Oğlum dedi akşamki gördüklerin normal bir ademoğlu için zordur, çok zordur, bir kabustan uyandım sanarsın uyanamazsın, ummadığın anda onları hissedersin, lakin çobanın gördüğünün bırak musallatını sadece seni fark etmesinin bile yerine akşamkilerden bin tanesinin musallatını tercih edersin oğlum, hocam dedim bu nasıl bir mahlukat ki sizin gibi biri bile onun hakkında kelam ederken dehşete düşüyor? oğlum dedi o insanlardan önce de vardı, akşamki gördüğün şerlilerden önce de vardı, dedemin babama onun da bana anlattığı kadarıyla biliyorum, onun hakkında çok bilgi yok, bir soydan, bir kabileden geliyor bu şerli varlığın soyu olan kabile 29 mahluktan oluşuyormuş, şöyle düşün oğlum bu alemde milyarlarca insan birsürü şerli var iken bu mahluktan 29 tane var ve hepsi aynı kabileden aynı soydan, lakin bunlar dünyanın dört tarafına dağılmışlar, bizim çobanın gördüğü ise bunlardan sadece bir tanesi, varlık şehmusa bulaşmamış, yüksek ihtimalle çobanı fark etmemiş, ona rağmen çoban şehmusun onu ve yaptıklarını görmesi gençliğinden bu zamana kadar unutulmayacak bir dehşet olarak kalmış, hocam dedim çoban babanıza geldiği vakit üstü başı paramparça perişan haldeydi diyordunuz bunu varlık yapmamış mı, oğlum dedi varlık şehmusu görse idi üstünü başını mı parçalardı tahmininden çok daha vahim olurdu şehmusun hali, varlığı görmenin dehşeti ile çoban kendi üstünü başını parçalamış oğlum, düşün ki köye ulaştığında hala kendine gelememiş haldeydi, düşün ki kendini elleriyle parçalayacak bir hale bürünmüş, ben akşamkiler karşısında dehşete kapılırken çobanın gördüğü varlığı görsem ne yapardım, hocam dedim çoban bu mahluğu nasıl ve nerede görmüş, oğlum dedi ... ili sınırında 3 tepe vardır buraya çok yakın değildir, 3 tepenin ortasından bir dere akar şehmusta o gece uzaklardan gelirmiş sürüsüyle , biran önce köye dönme arzusundan 2 gecede 1 uyurmuş geceleri de yol alır olmuş hasretinden, sonra sürü su içsin diye üç tepenin ortasındaki dereye girmiş, eğilip suyunu içmiş, bir dönmüş ki arkasını sürü yok, koskoca yüzlerce davarlık sürü yok, hocam anlatırken kapı çaldı.
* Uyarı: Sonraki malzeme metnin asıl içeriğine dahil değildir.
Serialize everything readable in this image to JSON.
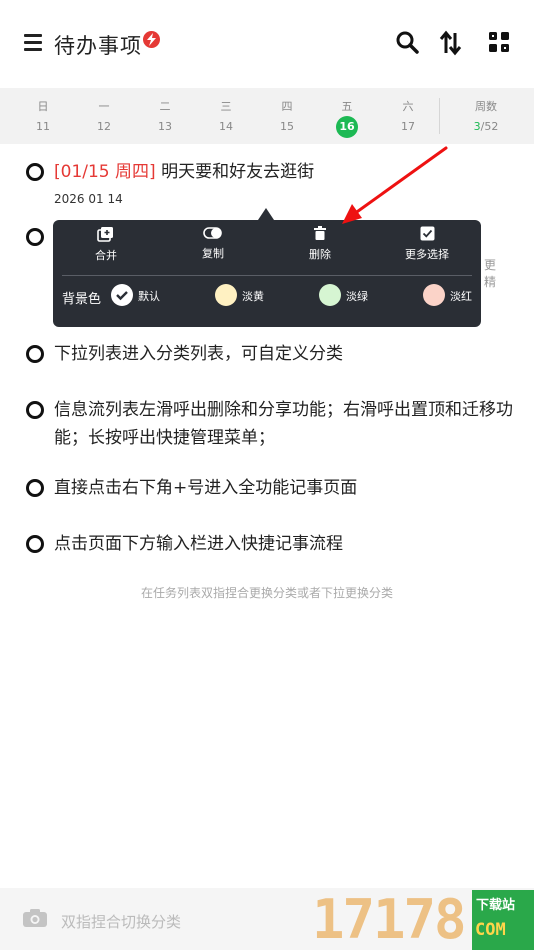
{
  "header": {
    "title": "待办事项"
  },
  "week": {
    "days": [
      {
        "name": "日",
        "date": "11"
      },
      {
        "name": "一",
        "date": "12"
      },
      {
        "name": "二",
        "date": "13"
      },
      {
        "name": "三",
        "date": "14"
      },
      {
        "name": "四",
        "date": "15"
      },
      {
        "name": "五",
        "date": "16"
      },
      {
        "name": "六",
        "date": "17"
      }
    ],
    "today_index": 5,
    "weeknum_label": "周数",
    "weeknum_current": "3",
    "weeknum_total": "/52"
  },
  "tasks": [
    {
      "date_tag": "[01/15 周四]",
      "text": "明天要和好友去逛街",
      "sub": "2026 01 14"
    },
    {
      "text": ""
    },
    {
      "text": "下拉列表进入分类列表，可自定义分类"
    },
    {
      "text": "信息流列表左滑呼出删除和分享功能；右滑呼出置顶和迁移功能；长按呼出快捷管理菜单；"
    },
    {
      "text": "直接点击右下角+号进入全功能记事页面"
    },
    {
      "text": "点击页面下方输入栏进入快捷记事流程"
    }
  ],
  "side_text": {
    "a": "更",
    "b": "精"
  },
  "hint": "在任务列表双指捏合更换分类或者下拉更换分类",
  "popup": {
    "actions": [
      {
        "label": "合并",
        "icon": "merge-icon"
      },
      {
        "label": "复制",
        "icon": "copy-icon"
      },
      {
        "label": "删除",
        "icon": "trash-icon"
      },
      {
        "label": "更多选择",
        "icon": "checkbox-icon"
      }
    ],
    "bg_label": "背景色",
    "colors": [
      {
        "label": "默认",
        "color": "#ffffff"
      },
      {
        "label": "淡黄",
        "color": "#fff1c2"
      },
      {
        "label": "淡绿",
        "color": "#d6f5d2"
      },
      {
        "label": "淡红",
        "color": "#fbd3c8"
      }
    ]
  },
  "bottom": {
    "placeholder": "双指捏合切换分类"
  },
  "watermark": {
    "number": "17178",
    "line1": "下载站",
    "line2": "COM"
  },
  "colors": {
    "accent_green": "#1db954",
    "date_red": "#e53935",
    "popup_bg": "#2a2e35"
  }
}
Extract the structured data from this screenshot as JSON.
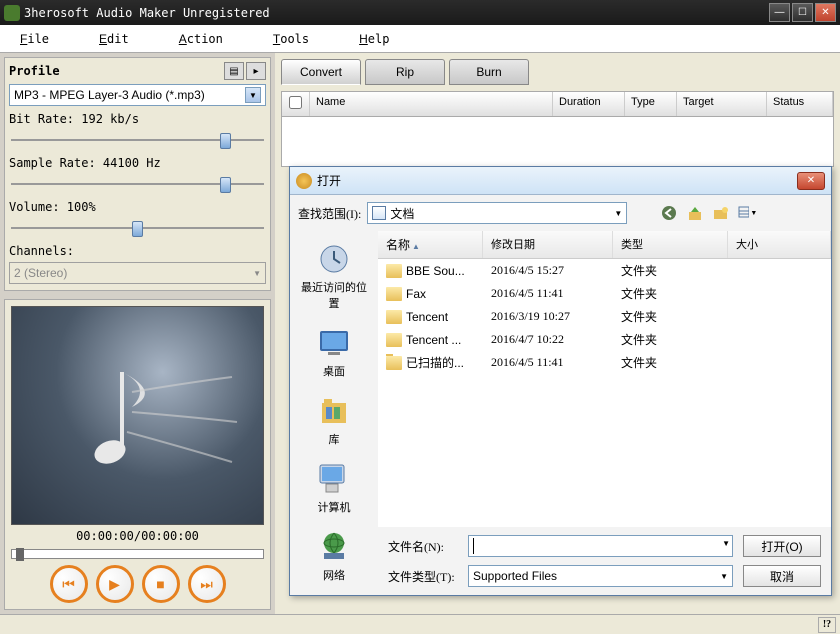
{
  "app": {
    "title": "3herosoft Audio Maker Unregistered"
  },
  "menu": {
    "file": "File",
    "edit": "Edit",
    "action": "Action",
    "tools": "Tools",
    "help": "Help"
  },
  "profile": {
    "header": "Profile",
    "format": "MP3 - MPEG Layer-3 Audio  (*.mp3)",
    "bitrate_label": "Bit Rate: 192 kb/s",
    "samplerate_label": "Sample Rate: 44100 Hz",
    "volume_label": "Volume: 100%",
    "channels_label": "Channels:",
    "channels_value": "2 (Stereo)"
  },
  "preview": {
    "timecode": "00:00:00/00:00:00"
  },
  "tabs": {
    "convert": "Convert",
    "rip": "Rip",
    "burn": "Burn"
  },
  "list_headers": {
    "name": "Name",
    "duration": "Duration",
    "type": "Type",
    "target": "Target",
    "status": "Status"
  },
  "dialog": {
    "title": "打开",
    "lookin_label": "查找范围(I):",
    "lookin_value": "文档",
    "places": {
      "recent": "最近访问的位置",
      "desktop": "桌面",
      "library": "库",
      "computer": "计算机",
      "network": "网络"
    },
    "cols": {
      "name": "名称",
      "date": "修改日期",
      "type": "类型",
      "size": "大小"
    },
    "rows": [
      {
        "name": "BBE Sou...",
        "date": "2016/4/5 15:27",
        "type": "文件夹"
      },
      {
        "name": "Fax",
        "date": "2016/4/5 11:41",
        "type": "文件夹"
      },
      {
        "name": "Tencent",
        "date": "2016/3/19 10:27",
        "type": "文件夹"
      },
      {
        "name": "Tencent ...",
        "date": "2016/4/7 10:22",
        "type": "文件夹"
      },
      {
        "name": "已扫描的...",
        "date": "2016/4/5 11:41",
        "type": "文件夹"
      }
    ],
    "filename_label": "文件名(N):",
    "filetype_label": "文件类型(T):",
    "filetype_value": "Supported Files",
    "open_btn": "打开(O)",
    "cancel_btn": "取消"
  },
  "status": {
    "grip": "!?"
  }
}
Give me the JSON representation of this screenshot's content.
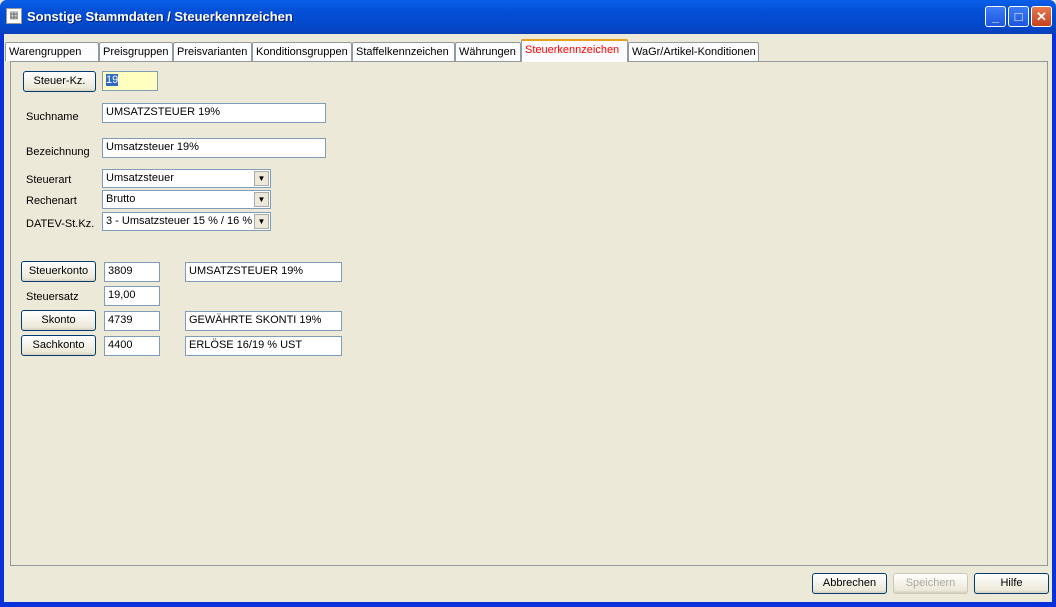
{
  "window": {
    "title": "Sonstige Stammdaten / Steuerkennzeichen",
    "minimize": "_",
    "maximize": "□",
    "close": "✕"
  },
  "tabs": [
    {
      "label": "Warengruppen"
    },
    {
      "label": "Preisgruppen"
    },
    {
      "label": "Preisvarianten"
    },
    {
      "label": "Konditionsgruppen"
    },
    {
      "label": "Staffelkennzeichen"
    },
    {
      "label": "Währungen"
    },
    {
      "label": "Steuerkennzeichen",
      "active": true
    },
    {
      "label": "WaGr/Artikel-Konditionen"
    }
  ],
  "form": {
    "steuer_kz_button": "Steuer-Kz.",
    "steuer_kz_value": "19",
    "suchname_label": "Suchname",
    "suchname_value": "UMSATZSTEUER 19%",
    "bezeichnung_label": "Bezeichnung",
    "bezeichnung_value": "Umsatzsteuer 19%",
    "steuerart_label": "Steuerart",
    "steuerart_value": "Umsatzsteuer",
    "rechenart_label": "Rechenart",
    "rechenart_value": "Brutto",
    "datev_label": "DATEV-St.Kz.",
    "datev_value": "3 - Umsatzsteuer 15 % / 16 %",
    "steuerkonto_button": "Steuerkonto",
    "steuerkonto_value": "3809",
    "steuerkonto_desc": "UMSATZSTEUER 19%",
    "steuersatz_label": "Steuersatz",
    "steuersatz_value": "19,00",
    "skonto_button": "Skonto",
    "skonto_value": "4739",
    "skonto_desc": "GEWÄHRTE SKONTI 19%",
    "sachkonto_button": "Sachkonto",
    "sachkonto_value": "4400",
    "sachkonto_desc": "ERLÖSE 16/19 % UST"
  },
  "footer": {
    "cancel": "Abbrechen",
    "save": "Speichern",
    "help": "Hilfe"
  }
}
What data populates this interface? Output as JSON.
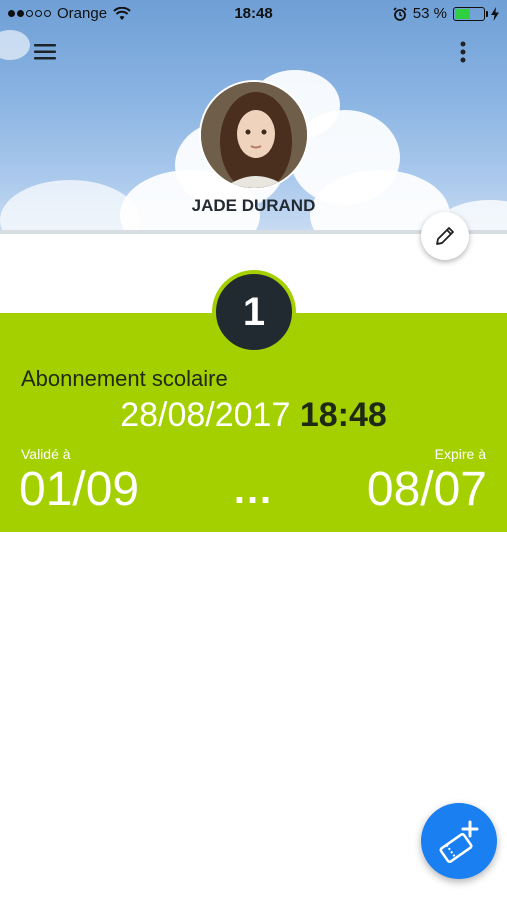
{
  "status_bar": {
    "carrier": "Orange",
    "time": "18:48",
    "battery_percent": "53 %",
    "battery_level": 0.53,
    "signal_bars_filled": 2,
    "signal_bars_total": 5
  },
  "profile": {
    "name": "JADE DURAND"
  },
  "subscription": {
    "badge": "1",
    "title": "Abonnement scolaire",
    "date": "28/08/2017",
    "time": "18:48",
    "valid_label": "Validé à",
    "valid_date": "01/09",
    "separator": "...",
    "expire_label": "Expire à",
    "expire_date": "08/07"
  },
  "colors": {
    "accent_green": "#a5d000",
    "badge_dark": "#222a31",
    "fab_blue": "#1a7ff0"
  },
  "icons": {
    "menu": "hamburger-icon",
    "more": "more-vertical-icon",
    "edit": "pencil-icon",
    "fab": "add-ticket-icon"
  }
}
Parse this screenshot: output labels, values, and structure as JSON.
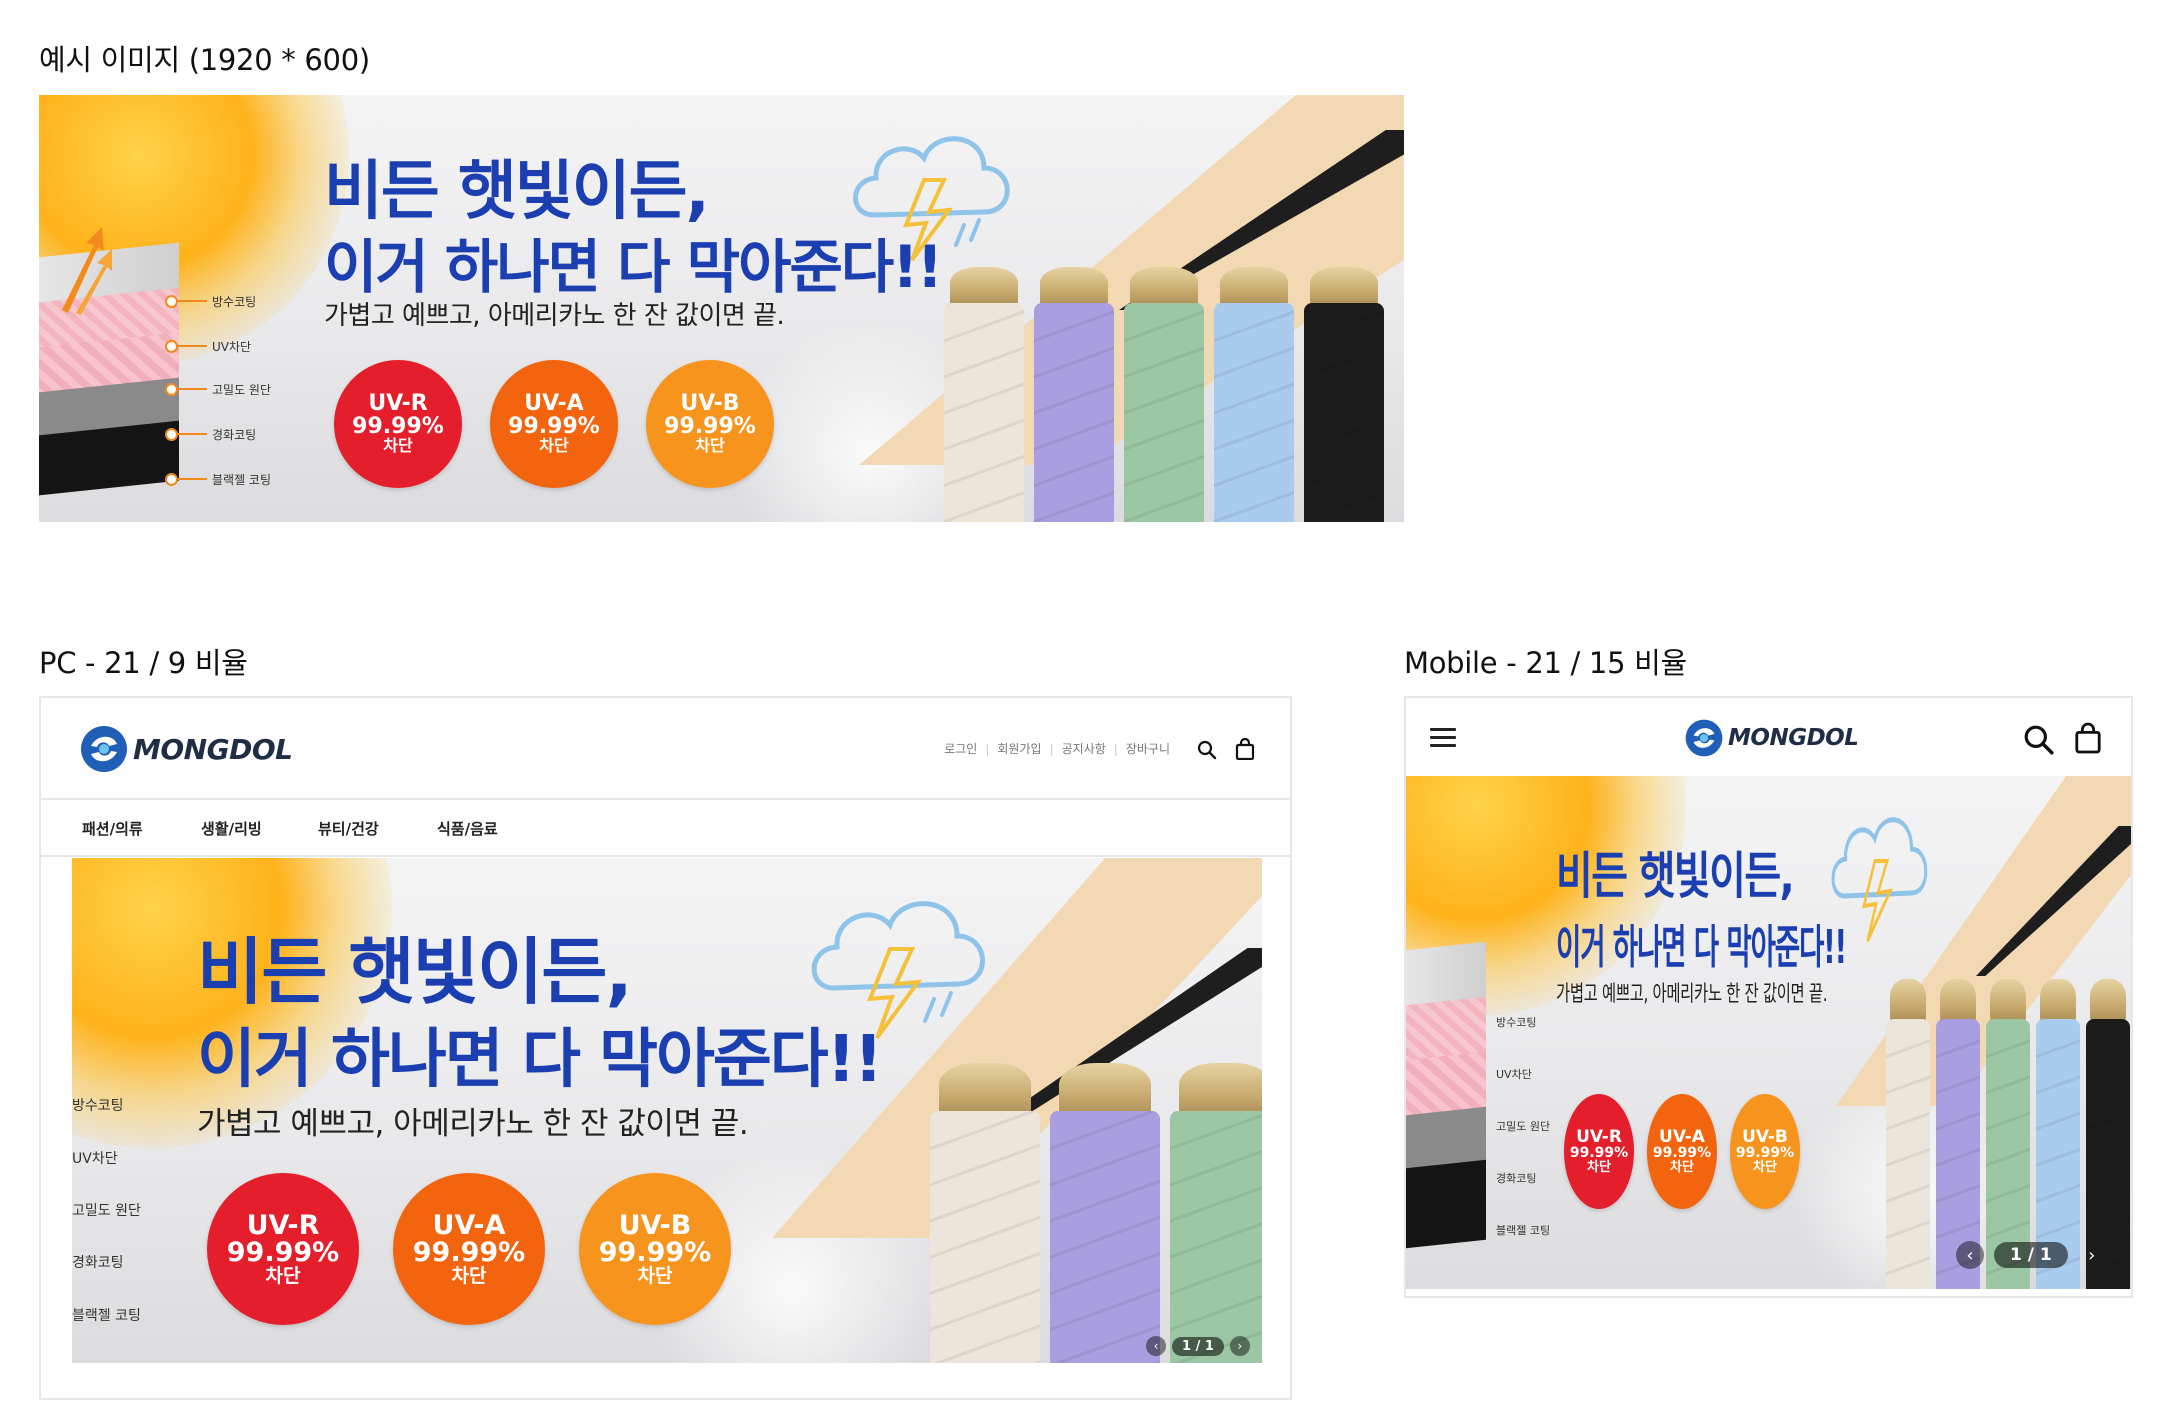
{
  "labels": {
    "sample": "예시 이미지 (1920 * 600)",
    "pc": "PC - 21 / 9 비율",
    "mobile": "Mobile - 21 / 15 비율"
  },
  "banner": {
    "headline_1": "비든 햇빛이든,",
    "headline_2": "이거 하나면 다 막아준다!!",
    "subtext": "가볍고 예쁘고, 아메리카노 한 잔 값이면 끝.",
    "badges": [
      {
        "line1": "UV-R",
        "line2": "99.99%",
        "line3": "차단",
        "color": "#e41e2b"
      },
      {
        "line1": "UV-A",
        "line2": "99.99%",
        "line3": "차단",
        "color": "#f2640d"
      },
      {
        "line1": "UV-B",
        "line2": "99.99%",
        "line3": "차단",
        "color": "#f7941d"
      }
    ],
    "layers": [
      "방수코팅",
      "UV차단",
      "고밀도 원단",
      "경화코팅",
      "블랙젤 코팅"
    ],
    "pc_layers_cropped": [
      "방수코팅",
      "UV차단",
      "고밀도 원단",
      "경화코팅",
      "블랙젤 코팅"
    ],
    "umbrella_colors": [
      "#ece6da",
      "#a99ee0",
      "#9cc7a4",
      "#a9cbee",
      "#1c1c1c"
    ],
    "accent_blue": "#1b3fb0"
  },
  "pc": {
    "logo_text": "MONGDOL",
    "util_links": [
      "로그인",
      "회원가입",
      "공지사항",
      "장바구니"
    ],
    "menu": [
      "패션/의류",
      "생활/리빙",
      "뷰티/건강",
      "식품/음료"
    ],
    "pager": "1 / 1"
  },
  "mobile": {
    "logo_text": "MONGDOL",
    "pager": "1 / 1"
  },
  "icons": {
    "search": "search-icon",
    "cart": "shopping-bag-icon",
    "menu": "hamburger-menu-icon",
    "prev": "chevron-left-icon",
    "next": "chevron-right-icon"
  }
}
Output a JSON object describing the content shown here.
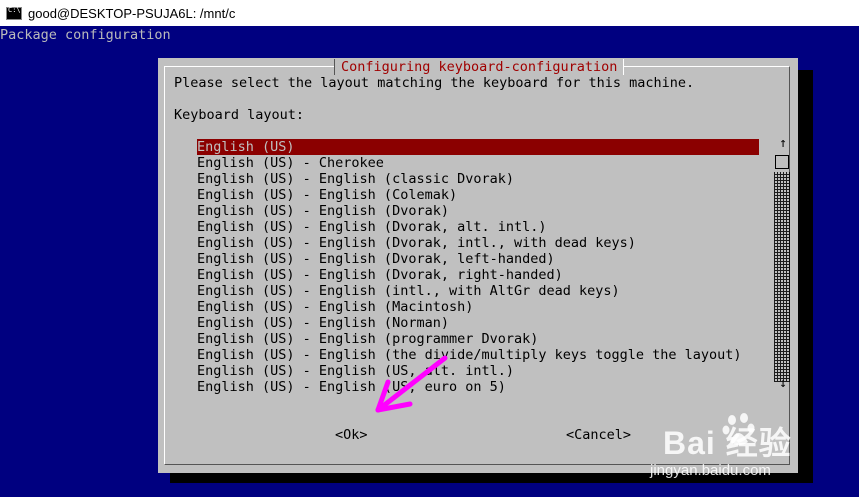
{
  "window": {
    "title": "good@DESKTOP-PSUJA6L: /mnt/c"
  },
  "screen": {
    "header": "Package configuration"
  },
  "dialog": {
    "title": "Configuring keyboard-configuration",
    "prompt": "Please select the layout matching the keyboard for this machine.",
    "field_label": "Keyboard layout:",
    "items": [
      "English (US)",
      "English (US) - Cherokee",
      "English (US) - English (classic Dvorak)",
      "English (US) - English (Colemak)",
      "English (US) - English (Dvorak)",
      "English (US) - English (Dvorak, alt. intl.)",
      "English (US) - English (Dvorak, intl., with dead keys)",
      "English (US) - English (Dvorak, left-handed)",
      "English (US) - English (Dvorak, right-handed)",
      "English (US) - English (intl., with AltGr dead keys)",
      "English (US) - English (Macintosh)",
      "English (US) - English (Norman)",
      "English (US) - English (programmer Dvorak)",
      "English (US) - English (the divide/multiply keys toggle the layout)",
      "English (US) - English (US, alt. intl.)",
      "English (US) - English (US, euro on 5)"
    ],
    "selected_index": 0,
    "ok_label": "<Ok>",
    "cancel_label": "<Cancel>",
    "scroll_up": "↑",
    "scroll_down": "↓"
  },
  "watermark": {
    "brand": "Bai  经验",
    "url": "jingyan.baidu.com"
  },
  "colors": {
    "terminal_bg": "#000080",
    "dialog_bg": "#c0c0c0",
    "selection": "#8b0000",
    "title_text": "#a00000",
    "annotation_arrow": "#ff00ff"
  }
}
Gelen kahveciydi, kan ter içinde kalmıştı, yamaca kadar koşmuş gibi bir hali vardı, hayırdır dedi hocam birşey mi var ne bu halin, hocam dedi yetişin çoban şehmus tuhaflaştı kendini öldürecek bas bas bağırıyor, koştu hocam hemen arkasından ben de koştum, şehmusun evine vardık içeriden bağrışma sesleri geliyor, hocam kahveciye döndü kiminle dövüşüyor şehmus dedi, hocam dedi içeride çobandan başka kimse yok saatlerdir kendi kendine bağırıp duruyor, hocam direk içeri girdi biz kahveci ile kapıda bekliyoruz, köy ahalisi ise korkudan evin oraya gelemiyor, hocam girince çok kısa bir süre sonra ses kesildi, 10 dakika bekledim büyük stres ve korku içinde, hocam hala çıkmayınca içeriden sonunda dayanamadım kahveciye baktım ben içeri giriyorum dedim, kolumu tuttu yapma dedi, çektim kolumu girdim içeri, gördüğüm manzaranın dehşetini tarif etmem mümkün değil, orası bir ev olamazdı bütün perdeler örtülü vaziyette duvarın her yerine keçi başı asılmış yerde hocamın yaptığına benzer ama malzemesi ve çizimi ondan farklı bir şekil, iğrenç bir koku, duvarın dibinde her yeri kir içinde bir yer yatağı, ve köşede büyük bir saman çuvalının içinde ağzına kadar insan saçı dolu, hocam girişte ayakta durarak sürekli türkçe olmayan birşeyler söylüyor, çoban şehmus iki duvarın bitiştiği yerde vücudu duvara dönük ve kafası yere bakar vaziyette dizlerinin üzerine oturmuş sallanıyor, elinde bir tutam ... var ve o da sürekli türkçe olmayan birşeyler tekrarlıyor, dondum kaldım öylece, hocam okumayı bitirip bir süre sustu sonra şehmusa baktı, şehmus sen misin?, ses yok, şehmus sen misin?, yine cevap vermedi, şehmus sen misin?, üçüncü kez de cevap alamayan hocam ey ... bin ... yüzüme bak diye bağırdı, çoban tepki vermedi, ey ... bin ... yüzüme bak diye bağırdı yine bakmadı, üçüncü kez ise ey ... bin ... deyince inanılmaz bir hızla ayağa kalkıp hocama baktı.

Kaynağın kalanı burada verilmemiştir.